The best time of the day is when we sit in the office, and hear those words, “Tomorrow you are going to be doing trail work.” Joy to the ears. We start off by gathering tools that will help us sculpt the trail into as perfect as a trail can get with its roots, rocks, water, mud, and an endless amount of material. Each tool has a unique job, their different forms carve different angles, depths, and abrasions for the perfect balance to maintain a trail. It’s up to fate what the trail will have in store for you that day, sometimes it’s all that you expect, and sometimes, it’s a hot mess.

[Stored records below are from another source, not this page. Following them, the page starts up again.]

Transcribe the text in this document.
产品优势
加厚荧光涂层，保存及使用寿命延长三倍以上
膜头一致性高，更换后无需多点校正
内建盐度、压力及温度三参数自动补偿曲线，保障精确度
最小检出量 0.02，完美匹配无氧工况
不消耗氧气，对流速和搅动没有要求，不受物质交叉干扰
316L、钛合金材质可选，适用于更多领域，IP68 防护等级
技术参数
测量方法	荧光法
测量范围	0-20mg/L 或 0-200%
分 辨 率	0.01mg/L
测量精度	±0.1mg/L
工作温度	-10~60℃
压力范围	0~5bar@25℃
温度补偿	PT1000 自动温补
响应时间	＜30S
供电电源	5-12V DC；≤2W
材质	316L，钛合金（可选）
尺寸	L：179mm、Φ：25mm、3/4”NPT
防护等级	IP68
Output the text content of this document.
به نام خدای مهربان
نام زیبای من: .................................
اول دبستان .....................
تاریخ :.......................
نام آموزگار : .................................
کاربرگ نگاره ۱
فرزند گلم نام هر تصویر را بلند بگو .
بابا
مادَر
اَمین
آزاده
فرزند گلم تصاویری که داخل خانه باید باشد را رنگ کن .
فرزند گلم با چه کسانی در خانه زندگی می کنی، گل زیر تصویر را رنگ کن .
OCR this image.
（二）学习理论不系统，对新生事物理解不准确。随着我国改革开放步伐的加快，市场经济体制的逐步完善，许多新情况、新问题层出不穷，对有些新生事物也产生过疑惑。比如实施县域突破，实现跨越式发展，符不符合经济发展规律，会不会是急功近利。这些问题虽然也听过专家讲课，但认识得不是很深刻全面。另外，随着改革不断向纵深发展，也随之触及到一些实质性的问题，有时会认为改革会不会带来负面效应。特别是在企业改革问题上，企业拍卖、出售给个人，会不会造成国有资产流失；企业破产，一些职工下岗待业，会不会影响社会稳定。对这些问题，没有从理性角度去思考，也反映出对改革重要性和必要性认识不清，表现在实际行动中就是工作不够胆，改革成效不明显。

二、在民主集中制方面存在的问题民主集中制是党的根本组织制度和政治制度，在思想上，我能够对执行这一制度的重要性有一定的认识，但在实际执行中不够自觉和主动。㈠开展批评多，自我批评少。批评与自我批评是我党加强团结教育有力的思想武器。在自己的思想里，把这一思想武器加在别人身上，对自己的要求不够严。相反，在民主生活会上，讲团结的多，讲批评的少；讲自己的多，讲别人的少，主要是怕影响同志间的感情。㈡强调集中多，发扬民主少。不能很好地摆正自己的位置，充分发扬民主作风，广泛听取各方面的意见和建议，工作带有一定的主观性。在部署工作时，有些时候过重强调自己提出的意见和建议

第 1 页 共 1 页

Trail work is a rewarding task, but the journey to its completion is its own beast. It sets you in a trance and is almost always peaceful, but there’s a huge emphasis on almost. Once you think you’re on a roll, mother nature will humble you. Your tools get grabbed by the small roots as you strike down, on the tread your McLeod hits a larger root that will eventually need to be removed with loppers, and as you walk farther along, there’s a tree that fell perfectly across the trail just for you, which is too heavy to move and requires an axe or hand saw to remove it.
However, trail work in New Hampshire has made me form one conclusion: if rocks were a currency, we’d be rich.
After continuing up the trail and starting on a water bar, you have hope that there couldn’t possibly be another obstacle in your way as you’re constructing it, but in the back of your mind you know it’s coming. Swing after swing of the pick mattock with its pristine aerodynamic precision, you’re finally in a groove, until that one fateful hit of its steel head creates that gut-wrenching sharp-pitched DING…darn it, a rock. Now, there are a few things that could happen when you hit a rock, one: it’s simply a palm-sized stone that you can pick up and place on the side of the trail or use for edging the water bar, or two: it’s a rock you only see the tip of, where the soil is masking its full chaos that will unfold once you start digging. You and your other crew members surround the rock and start excavating it from all sides, which seems like a never-ending task as the rock widens and deepens in size. All your hopes and dreams of it being a small rock disappear the more you dig, and you come to the conclusion that not only will you need to get this behemoth of a vessel out of the ground, but it makes you wonder how large of a hole this colossal clump of minerals will leave behind.